Having decided to institute administration proceedings instead of resorting to the less expensive
modes of settlement of the estate, i.e. extrajudicial settlement or ordinary action for partition, the
heirs may not then be rebuffed in the exercise of their discretion granted under section 1 of Rule 74
of the Rules of Court merely on the ground that the expenses usually common in administration
proceedings may deplete the funds of the estate. The resultant delay and necessary expenses
incurred thereafter are consequences which must be deemed to have been voluntarily assumed by
the heirs themselves so that they may not in the future be heard to complain of these matters.
Besides, the truth or veracity of petitioner's claim as to the alleged existence of other properties of
the deceased aside from the lot in question can be more adequately ascertained in administration
proceedings rather than in any other action.

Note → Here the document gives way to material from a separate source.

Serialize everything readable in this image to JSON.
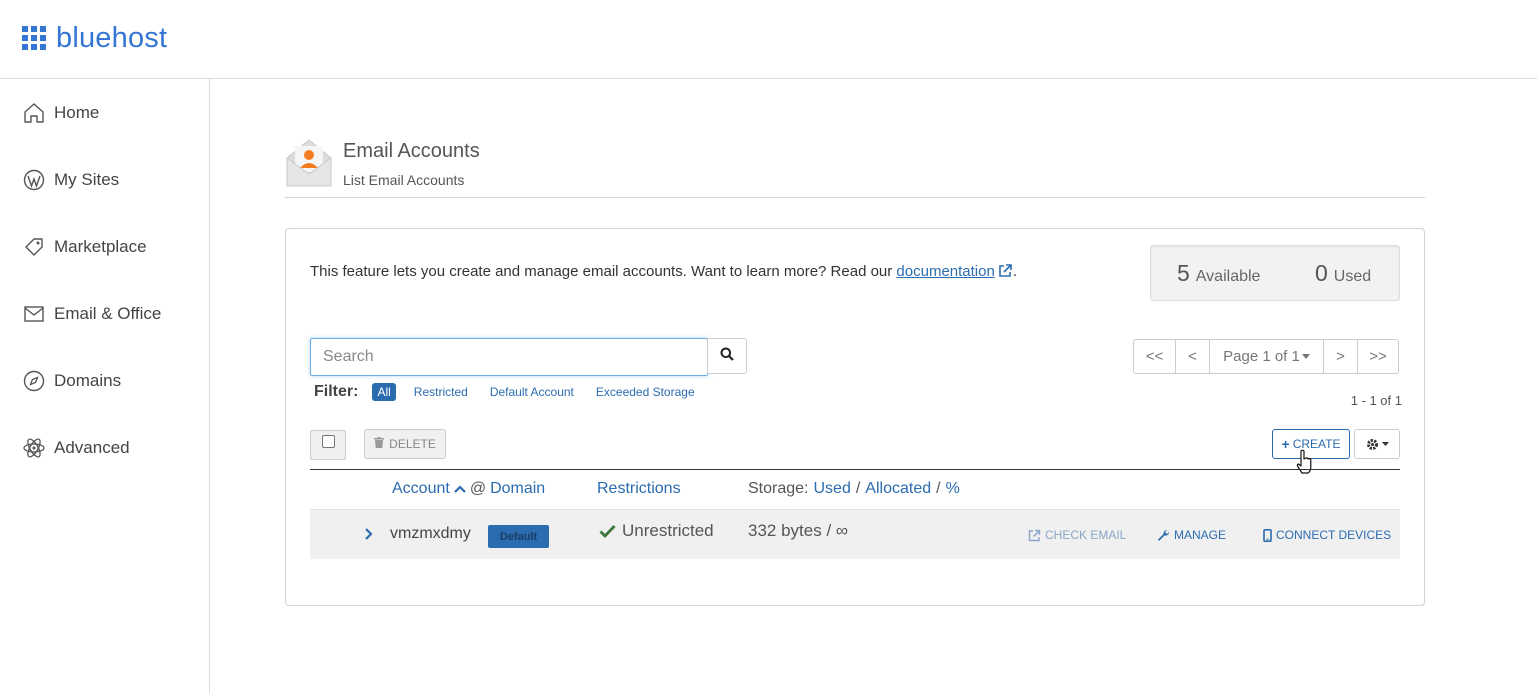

Understandably the allowance of the hearing of the "cadastral" motion, supposedly brought under
the authority of section 112 of Act 496, cannot be sustained. While this section authorizes, among
others, a person in interest to ask the court for any erasure, alteration, or amendment of a certificate
of title "upon the ground that registered interests of any description, whether vested, contingent,
expectant, or inchoate have terminated and ceased," and apparently the November 12 petition
comes within its scope, such relief can only be granted if there is unanimity among the parties, or
there is no adverse claim or serious objection on the part of any party in interest; otherwise the case
becomes controversial and should be threshed out in an ordinary case or in the case where the
incident properly belongs (see Puguid v. Reyes, L-21311, August 10, 1967 and the cases cited
therein). In the instant case the obvious lack of unanimity among the parties in interest, manifestly
demonstrated by petitioners' express objection to the cancellation of TCT No. RT-244, sufficiently
removes the November 12 petition from the scope of section 112 of Act 496. Besides, the
proceedings provided in the Land Registration Act are summary in nature and hence inadequate for
the litigation of issues which properly pertain to the case where the incident belongs.

IN VIEW OF THE FOREGOING, judgment is hereby rendered setting aside the appealed orders and
directing respondent Judge or whoever is presiding the court below to reinstate Special Proceedings
No. 632; the writ of preliminary injunction previously issued enjoining respondent Judge from
proceeding with the hearing of the "cadastral" motion dated November 12, 1962 is hereby made
permanent. Costs against respondents, except respondent Judge.